Hay, siguendo a Yalom otros elementos como el de la universalidad, pero posiblemente sea necesario subrayar uno de ellos: compartir información. Los miembros de los grupos suelen hacerlo de forma más o menos espontánea. Pero, ¿la compartes tú? Eso significa que es importante explicar a qué corresponden los cambios que se están dando, o cómo entiendes tú los procesos que ocurren ante tus ojos. Por ejemplo, si lo que estás constatando en una persona, cuyos niveles de exigencia eran muy elevados, es una mayor capacidad para relajarse, para tomarse las cosas un poco más tranquilamente, igual conviene indicar que aquellos aspectos normativos que posee parece que ejercen menor presión sobre aquellos otros aspectos que guían lo que uno quiere o no hacer. (y ahí puedes incluir imágenes como la de la Rottenmeyer, o la del General que tenemos dentro, ahí muévete con toda la capacidad pedagógica de que dispongas) Es decir, procurarás un reforzamiento del yo.
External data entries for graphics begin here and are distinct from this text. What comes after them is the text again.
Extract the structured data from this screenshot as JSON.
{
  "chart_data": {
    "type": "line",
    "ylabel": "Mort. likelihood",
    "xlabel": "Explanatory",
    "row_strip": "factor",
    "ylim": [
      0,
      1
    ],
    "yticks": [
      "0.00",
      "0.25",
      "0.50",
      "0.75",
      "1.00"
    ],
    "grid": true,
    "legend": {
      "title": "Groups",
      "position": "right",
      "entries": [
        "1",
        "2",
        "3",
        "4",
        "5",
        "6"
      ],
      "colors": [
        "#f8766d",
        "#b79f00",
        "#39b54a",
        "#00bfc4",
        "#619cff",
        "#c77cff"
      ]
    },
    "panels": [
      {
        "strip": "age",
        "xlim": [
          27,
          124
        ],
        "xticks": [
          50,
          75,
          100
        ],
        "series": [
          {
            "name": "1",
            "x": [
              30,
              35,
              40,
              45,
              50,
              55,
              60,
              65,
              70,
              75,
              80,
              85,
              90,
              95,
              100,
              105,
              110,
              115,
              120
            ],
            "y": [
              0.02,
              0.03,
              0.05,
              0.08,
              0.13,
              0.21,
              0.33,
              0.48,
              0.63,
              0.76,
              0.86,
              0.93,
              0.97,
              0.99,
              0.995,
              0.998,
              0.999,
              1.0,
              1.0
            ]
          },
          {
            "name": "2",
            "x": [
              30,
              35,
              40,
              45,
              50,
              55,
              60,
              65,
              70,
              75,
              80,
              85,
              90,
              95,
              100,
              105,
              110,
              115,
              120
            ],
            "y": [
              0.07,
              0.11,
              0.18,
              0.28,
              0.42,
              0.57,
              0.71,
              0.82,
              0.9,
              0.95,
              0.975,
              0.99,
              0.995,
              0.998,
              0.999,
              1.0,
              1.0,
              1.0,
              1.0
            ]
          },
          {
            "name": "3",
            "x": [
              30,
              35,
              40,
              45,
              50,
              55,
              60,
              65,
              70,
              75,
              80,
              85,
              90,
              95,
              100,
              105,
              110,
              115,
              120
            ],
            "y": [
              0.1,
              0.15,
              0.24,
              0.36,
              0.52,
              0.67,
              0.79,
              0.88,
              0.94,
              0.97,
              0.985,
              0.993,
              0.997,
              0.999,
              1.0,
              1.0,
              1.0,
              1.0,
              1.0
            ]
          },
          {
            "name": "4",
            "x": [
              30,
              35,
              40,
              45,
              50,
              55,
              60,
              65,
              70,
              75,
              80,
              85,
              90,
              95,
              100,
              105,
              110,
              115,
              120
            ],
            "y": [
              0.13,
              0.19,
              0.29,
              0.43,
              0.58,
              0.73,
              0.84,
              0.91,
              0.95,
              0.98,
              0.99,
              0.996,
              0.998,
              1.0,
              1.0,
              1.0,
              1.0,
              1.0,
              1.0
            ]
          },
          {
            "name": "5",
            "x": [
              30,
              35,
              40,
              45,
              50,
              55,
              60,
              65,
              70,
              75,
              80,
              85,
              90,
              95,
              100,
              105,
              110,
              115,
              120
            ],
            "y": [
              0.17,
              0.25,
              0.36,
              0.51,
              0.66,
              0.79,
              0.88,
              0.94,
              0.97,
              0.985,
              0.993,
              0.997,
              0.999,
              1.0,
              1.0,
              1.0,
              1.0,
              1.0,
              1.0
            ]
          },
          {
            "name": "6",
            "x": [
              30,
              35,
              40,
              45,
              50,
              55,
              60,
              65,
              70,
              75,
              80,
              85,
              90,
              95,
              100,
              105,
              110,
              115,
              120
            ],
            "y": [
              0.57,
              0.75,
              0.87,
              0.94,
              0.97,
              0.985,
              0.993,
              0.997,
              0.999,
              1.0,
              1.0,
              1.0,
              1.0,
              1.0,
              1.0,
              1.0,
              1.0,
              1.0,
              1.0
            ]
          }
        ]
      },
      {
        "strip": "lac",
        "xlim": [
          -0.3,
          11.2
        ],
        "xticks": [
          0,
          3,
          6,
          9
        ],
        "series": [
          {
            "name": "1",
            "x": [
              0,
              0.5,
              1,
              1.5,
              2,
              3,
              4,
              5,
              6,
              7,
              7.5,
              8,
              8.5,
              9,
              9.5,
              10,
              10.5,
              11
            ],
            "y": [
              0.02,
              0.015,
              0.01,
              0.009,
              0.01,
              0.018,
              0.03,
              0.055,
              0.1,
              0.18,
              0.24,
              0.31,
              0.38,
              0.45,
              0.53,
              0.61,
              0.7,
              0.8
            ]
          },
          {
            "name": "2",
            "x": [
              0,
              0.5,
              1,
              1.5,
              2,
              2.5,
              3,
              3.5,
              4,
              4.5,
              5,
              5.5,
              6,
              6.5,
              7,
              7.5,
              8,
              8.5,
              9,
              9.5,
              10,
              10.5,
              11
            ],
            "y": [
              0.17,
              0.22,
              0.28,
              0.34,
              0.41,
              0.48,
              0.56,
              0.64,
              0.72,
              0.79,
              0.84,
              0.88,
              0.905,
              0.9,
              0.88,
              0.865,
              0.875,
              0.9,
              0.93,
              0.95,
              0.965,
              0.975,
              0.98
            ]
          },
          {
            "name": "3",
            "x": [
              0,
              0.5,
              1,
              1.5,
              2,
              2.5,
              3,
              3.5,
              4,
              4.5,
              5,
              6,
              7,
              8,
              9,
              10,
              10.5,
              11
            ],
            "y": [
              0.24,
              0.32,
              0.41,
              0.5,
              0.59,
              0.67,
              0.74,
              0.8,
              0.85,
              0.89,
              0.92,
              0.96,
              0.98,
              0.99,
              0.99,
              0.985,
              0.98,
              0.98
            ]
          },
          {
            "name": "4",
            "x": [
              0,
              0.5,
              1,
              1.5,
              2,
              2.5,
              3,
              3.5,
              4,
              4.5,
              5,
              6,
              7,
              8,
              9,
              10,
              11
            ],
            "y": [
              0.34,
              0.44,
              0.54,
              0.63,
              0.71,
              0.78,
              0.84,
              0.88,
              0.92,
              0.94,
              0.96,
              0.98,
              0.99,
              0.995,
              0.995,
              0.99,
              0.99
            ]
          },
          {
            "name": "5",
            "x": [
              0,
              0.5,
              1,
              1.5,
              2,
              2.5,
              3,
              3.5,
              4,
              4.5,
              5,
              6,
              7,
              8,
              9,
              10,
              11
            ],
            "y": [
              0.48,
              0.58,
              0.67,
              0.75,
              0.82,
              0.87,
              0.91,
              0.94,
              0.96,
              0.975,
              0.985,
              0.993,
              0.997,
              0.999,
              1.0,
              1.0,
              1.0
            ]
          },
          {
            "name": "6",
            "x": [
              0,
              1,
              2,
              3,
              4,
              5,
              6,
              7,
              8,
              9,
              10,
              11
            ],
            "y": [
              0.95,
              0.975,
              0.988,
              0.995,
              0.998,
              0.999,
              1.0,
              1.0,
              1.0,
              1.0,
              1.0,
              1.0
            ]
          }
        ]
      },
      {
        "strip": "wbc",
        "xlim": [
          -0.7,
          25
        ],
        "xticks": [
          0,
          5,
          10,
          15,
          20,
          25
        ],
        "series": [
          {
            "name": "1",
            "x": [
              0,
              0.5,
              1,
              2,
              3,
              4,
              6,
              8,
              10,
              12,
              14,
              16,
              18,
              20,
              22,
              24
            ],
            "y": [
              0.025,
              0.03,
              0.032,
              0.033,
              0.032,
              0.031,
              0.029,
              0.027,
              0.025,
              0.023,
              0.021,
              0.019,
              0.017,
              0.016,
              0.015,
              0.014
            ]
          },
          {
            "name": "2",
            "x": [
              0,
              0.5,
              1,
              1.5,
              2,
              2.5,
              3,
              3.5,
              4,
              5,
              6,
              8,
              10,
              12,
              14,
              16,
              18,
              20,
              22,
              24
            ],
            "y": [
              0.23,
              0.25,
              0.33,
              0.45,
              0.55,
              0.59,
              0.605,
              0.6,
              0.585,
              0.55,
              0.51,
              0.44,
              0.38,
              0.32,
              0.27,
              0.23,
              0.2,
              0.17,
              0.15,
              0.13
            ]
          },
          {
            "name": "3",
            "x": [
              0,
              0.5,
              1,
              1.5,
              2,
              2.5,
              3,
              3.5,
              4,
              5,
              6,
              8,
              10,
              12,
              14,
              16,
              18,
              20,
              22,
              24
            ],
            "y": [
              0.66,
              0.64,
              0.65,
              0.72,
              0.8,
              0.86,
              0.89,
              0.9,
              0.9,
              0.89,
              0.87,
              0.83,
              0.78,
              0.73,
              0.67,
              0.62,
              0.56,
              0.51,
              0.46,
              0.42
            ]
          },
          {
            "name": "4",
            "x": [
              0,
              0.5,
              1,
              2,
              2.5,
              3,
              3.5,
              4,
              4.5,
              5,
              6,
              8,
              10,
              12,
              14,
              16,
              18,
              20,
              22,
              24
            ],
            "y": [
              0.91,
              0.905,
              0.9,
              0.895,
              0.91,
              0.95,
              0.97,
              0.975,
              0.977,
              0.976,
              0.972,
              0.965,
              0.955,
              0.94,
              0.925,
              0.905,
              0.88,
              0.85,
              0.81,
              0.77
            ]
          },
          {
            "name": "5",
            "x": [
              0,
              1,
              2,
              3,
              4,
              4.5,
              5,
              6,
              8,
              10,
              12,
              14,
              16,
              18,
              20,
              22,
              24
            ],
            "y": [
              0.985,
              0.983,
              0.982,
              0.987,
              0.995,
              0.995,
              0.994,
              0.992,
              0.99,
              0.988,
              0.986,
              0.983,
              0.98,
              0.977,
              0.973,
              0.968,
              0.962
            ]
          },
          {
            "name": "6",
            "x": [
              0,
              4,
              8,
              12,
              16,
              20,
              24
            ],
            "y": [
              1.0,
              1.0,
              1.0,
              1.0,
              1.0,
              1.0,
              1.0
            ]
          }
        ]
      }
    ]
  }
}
O por ejemplo, que la dificultad en el control de los elementos impulsivos (hay quien habla que tiene un tigre dentro que a la mínima salta) va disminuyendo y se va pudiendo dialogar o manejarlo mejor, o… Ejemplos, los que quieras. Pero informar de cómo vamos entendiendo las modificaciones psíquicas que se dan en cada sujeto y en el propio grupo, es muy conveniente.

Cuando un miembro del grupo es capaz de darse cuenta de que los demás, y también el conductor del grupo, le subrayan cambios que se están dando en él, cuando es capaz de disponer de testigos del cambio, de puntos de referencia que indican movimientos no sólo en lo concreto sino incluso que esos movimientos tienen una cierta representación psicológica, entonces mi esperanza de cambio aumenta. Y es que los humanos necesitamos de puntos de referencia para poder valorar lo que hacemos. La subjetividad de los cambios cuando viene avalada por la objetivación de los mismos, permite comenzar a creer en lo que uno está haciendo.

La integración de elementos constituye el objetivo básico de la Función Verbalizante, de forma que aquella primera división de la que nos hablaran los diversos autores desde el psicoanálisis, vaya dando paso a una unidad coherente consigo misma, acorde con lo que uno siente, piensa, percibe y desea. Esa coherencia que es un estado dinámico de equilibrio y desequilibrio permanente, supone disponer de los recursos mentales necesarios para poder integrar los diversos hechos del vivir, y reutilizarlos para beneficio personal y del grupo con el que inexorablemente formamos una unidad.